Questão comentada de Direito Processual Civil

Antônia, civilmente capaz, inconformada com as fartas provas das agressões que sua filha Maria sofre de seu genro Paulo, com quem Maria é casada, propõe ação de divórcio em face deste, por intermédio de seu procurador constituído nos autos, para dissolver o casamento de sua filha. Nesse cenário, é correto afirmar que:

Gabarito: C

Aqui a chave é separar duas coisas: ter interesse em ver o divórcio acontecer e ter legitimidade para pedir isso em juízo.

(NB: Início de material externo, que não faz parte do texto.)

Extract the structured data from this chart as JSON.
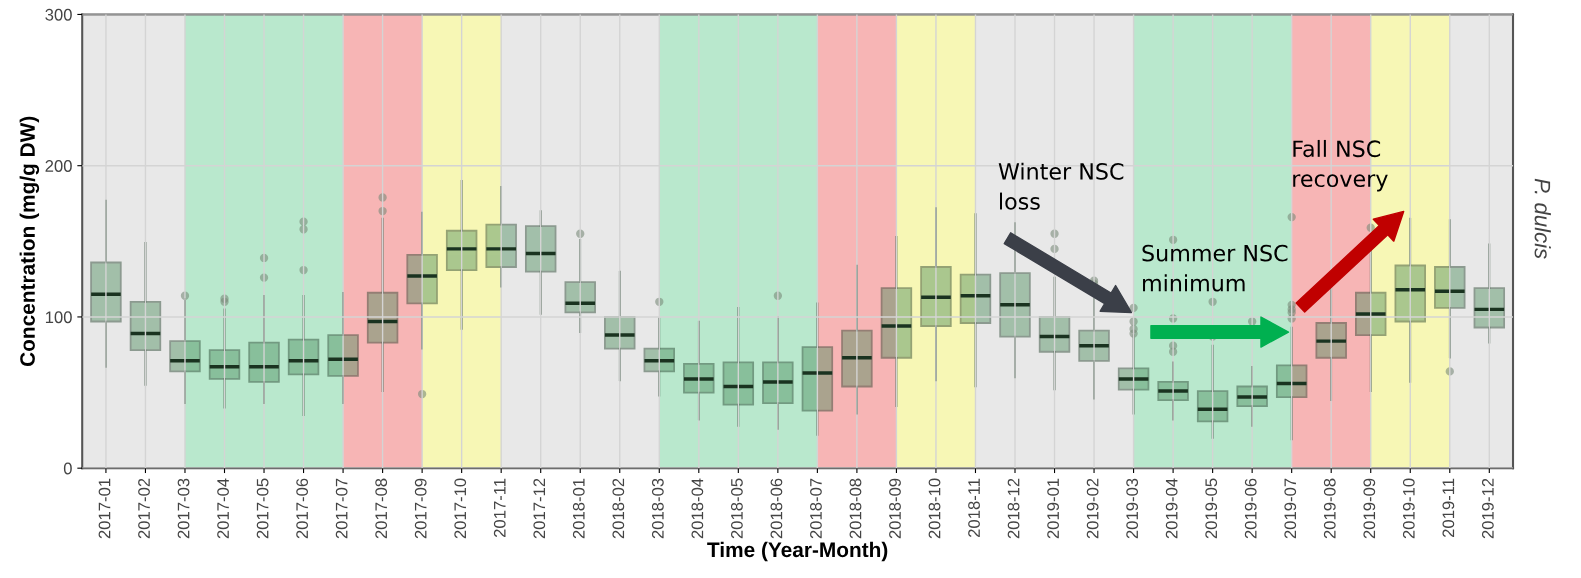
{
  "chart_data": {
    "type": "box",
    "xlabel": "Time (Year-Month)",
    "ylabel": "Concentration (mg/g DW)",
    "y2label": "P. dulcis",
    "categories": [
      "2017-01",
      "2017-02",
      "2017-03",
      "2017-04",
      "2017-05",
      "2017-06",
      "2017-07",
      "2017-08",
      "2017-09",
      "2017-10",
      "2017-11",
      "2017-12",
      "2018-01",
      "2018-02",
      "2018-03",
      "2018-04",
      "2018-05",
      "2018-06",
      "2018-07",
      "2018-08",
      "2018-09",
      "2018-10",
      "2018-11",
      "2018-12",
      "2019-01",
      "2019-02",
      "2019-03",
      "2019-04",
      "2019-05",
      "2019-06",
      "2019-07",
      "2019-08",
      "2019-09",
      "2019-10",
      "2019-11",
      "2019-12"
    ],
    "color": "#4f8f5f",
    "boxes": [
      {
        "low": 67,
        "q1": 97,
        "median": 115,
        "q3": 136,
        "high": 177
      },
      {
        "low": 55,
        "q1": 78,
        "median": 89,
        "q3": 110,
        "high": 149
      },
      {
        "low": 43,
        "q1": 64,
        "median": 71,
        "q3": 84,
        "high": 112,
        "outliers": [
          114
        ]
      },
      {
        "low": 40,
        "q1": 59,
        "median": 67,
        "q3": 78,
        "high": 105,
        "outliers": [
          110,
          112
        ]
      },
      {
        "low": 43,
        "q1": 57,
        "median": 67,
        "q3": 83,
        "high": 114,
        "outliers": [
          126,
          139
        ]
      },
      {
        "low": 35,
        "q1": 62,
        "median": 71,
        "q3": 85,
        "high": 114,
        "outliers": [
          131,
          158,
          163
        ]
      },
      {
        "low": 43,
        "q1": 61,
        "median": 72,
        "q3": 88,
        "high": 116
      },
      {
        "low": 51,
        "q1": 83,
        "median": 97,
        "q3": 116,
        "high": 165,
        "outliers": [
          170,
          179
        ]
      },
      {
        "low": 79,
        "q1": 109,
        "median": 127,
        "q3": 141,
        "high": 169,
        "outliers": [
          49
        ]
      },
      {
        "low": 92,
        "q1": 131,
        "median": 145,
        "q3": 157,
        "high": 190
      },
      {
        "low": 120,
        "q1": 133,
        "median": 145,
        "q3": 161,
        "high": 186
      },
      {
        "low": 102,
        "q1": 130,
        "median": 142,
        "q3": 160,
        "high": 170
      },
      {
        "low": 90,
        "q1": 103,
        "median": 109,
        "q3": 123,
        "high": 151,
        "outliers": [
          155
        ]
      },
      {
        "low": 58,
        "q1": 79,
        "median": 88,
        "q3": 100,
        "high": 130
      },
      {
        "low": 48,
        "q1": 64,
        "median": 71,
        "q3": 79,
        "high": 99,
        "outliers": [
          110
        ]
      },
      {
        "low": 32,
        "q1": 50,
        "median": 59,
        "q3": 69,
        "high": 97
      },
      {
        "low": 28,
        "q1": 42,
        "median": 54,
        "q3": 70,
        "high": 106
      },
      {
        "low": 26,
        "q1": 43,
        "median": 57,
        "q3": 70,
        "high": 100,
        "outliers": [
          114
        ]
      },
      {
        "low": 22,
        "q1": 38,
        "median": 63,
        "q3": 80,
        "high": 109
      },
      {
        "low": 36,
        "q1": 54,
        "median": 73,
        "q3": 91,
        "high": 134
      },
      {
        "low": 41,
        "q1": 73,
        "median": 94,
        "q3": 119,
        "high": 153
      },
      {
        "low": 58,
        "q1": 94,
        "median": 113,
        "q3": 133,
        "high": 172
      },
      {
        "low": 54,
        "q1": 96,
        "median": 114,
        "q3": 128,
        "high": 168
      },
      {
        "low": 60,
        "q1": 87,
        "median": 108,
        "q3": 129,
        "high": 162
      },
      {
        "low": 52,
        "q1": 77,
        "median": 87,
        "q3": 100,
        "high": 126,
        "outliers": [
          145,
          155
        ]
      },
      {
        "low": 46,
        "q1": 71,
        "median": 81,
        "q3": 91,
        "high": 112,
        "outliers": [
          122,
          124
        ]
      },
      {
        "low": 36,
        "q1": 52,
        "median": 59,
        "q3": 66,
        "high": 88,
        "outliers": [
          89,
          92,
          97,
          106
        ]
      },
      {
        "low": 32,
        "q1": 45,
        "median": 51,
        "q3": 57,
        "high": 70,
        "outliers": [
          77,
          81,
          99,
          151
        ]
      },
      {
        "low": 20,
        "q1": 31,
        "median": 39,
        "q3": 51,
        "high": 81,
        "outliers": [
          87,
          110
        ]
      },
      {
        "low": 28,
        "q1": 41,
        "median": 47,
        "q3": 54,
        "high": 67,
        "outliers": [
          97
        ]
      },
      {
        "low": 19,
        "q1": 47,
        "median": 56,
        "q3": 68,
        "high": 93,
        "outliers": [
          99,
          103,
          105,
          108,
          166
        ]
      },
      {
        "low": 45,
        "q1": 73,
        "median": 84,
        "q3": 96,
        "high": 121
      },
      {
        "low": 51,
        "q1": 88,
        "median": 102,
        "q3": 116,
        "high": 148,
        "outliers": [
          159
        ]
      },
      {
        "low": 57,
        "q1": 97,
        "median": 118,
        "q3": 134,
        "high": 165
      },
      {
        "low": 73,
        "q1": 106,
        "median": 117,
        "q3": 133,
        "high": 164,
        "outliers": [
          64
        ]
      },
      {
        "low": 83,
        "q1": 93,
        "median": 105,
        "q3": 119,
        "high": 148
      }
    ],
    "ylim": [
      0,
      300
    ],
    "yticks": [
      0,
      100,
      200,
      300
    ],
    "grid": true,
    "bands": [
      {
        "axis": "x",
        "from": "2017-03",
        "to": "2017-07",
        "color": "#9fe8bf"
      },
      {
        "axis": "x",
        "from": "2017-07",
        "to": "2017-09",
        "color": "#ff9a9a"
      },
      {
        "axis": "x",
        "from": "2017-09",
        "to": "2017-11",
        "color": "#ffff99"
      },
      {
        "axis": "x",
        "from": "2018-03",
        "to": "2018-07",
        "color": "#9fe8bf"
      },
      {
        "axis": "x",
        "from": "2018-07",
        "to": "2018-09",
        "color": "#ff9a9a"
      },
      {
        "axis": "x",
        "from": "2018-09",
        "to": "2018-11",
        "color": "#ffff99"
      },
      {
        "axis": "x",
        "from": "2019-03",
        "to": "2019-07",
        "color": "#9fe8bf"
      },
      {
        "axis": "x",
        "from": "2019-07",
        "to": "2019-09",
        "color": "#ff9a9a"
      },
      {
        "axis": "x",
        "from": "2019-09",
        "to": "2019-11",
        "color": "#ffff99"
      }
    ],
    "annotations": [
      "Winter NSC\nloss",
      "Summer NSC\nminimum",
      "Fall NSC\nrecovery"
    ]
  }
}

No processo civil, em regra, quem pode postular é quem é titular da relação jurídica discutida ou quem a lei autoriza expressamente a agir em nome próprio defendendo direito alheio. Se essa autorização legal não existe, o processo já nasce com problema de legitimidade/ interesse processual, que integra as condições para o regular exercício do direito de ação, segundo a formulação clássica ensinada em concurso. No caso, Antônia é mãe de Maria, mas a ação de divórcio diz respeito aos cônjuges. Quem tem legitimidade para pedir o divórcio, como regra, é o próprio cônjuge, e não um terceiro, ainda que esteja indignado com a situação. O CPC de 2015 admite a presença em juízo de incapaz ou de terceiros em hipóteses legais específicas, mas não dá à mãe, por si só, autorização para propor ação de divórcio em nome da filha capaz. Por isso, falta uma das condições para o legítimo exercício do direito de ação, pois Antônia não tem legitimidade nem ordinária nem extraordinária para esse pedido. Legitimação extraordinária exige previsão legal, e aqui ela não existe. Em linguagem de prova: boa intenção não substitui autorização processual. A FGV costuma explorar exatamente essa diferença entre legitimação, capacidade processual e capacidade postulatória. Aqui não falta advogado, nem é caso de o juiz entrar direto no mérito só porque há prova do fato. O problema está antes: quem pediu não podia pedir.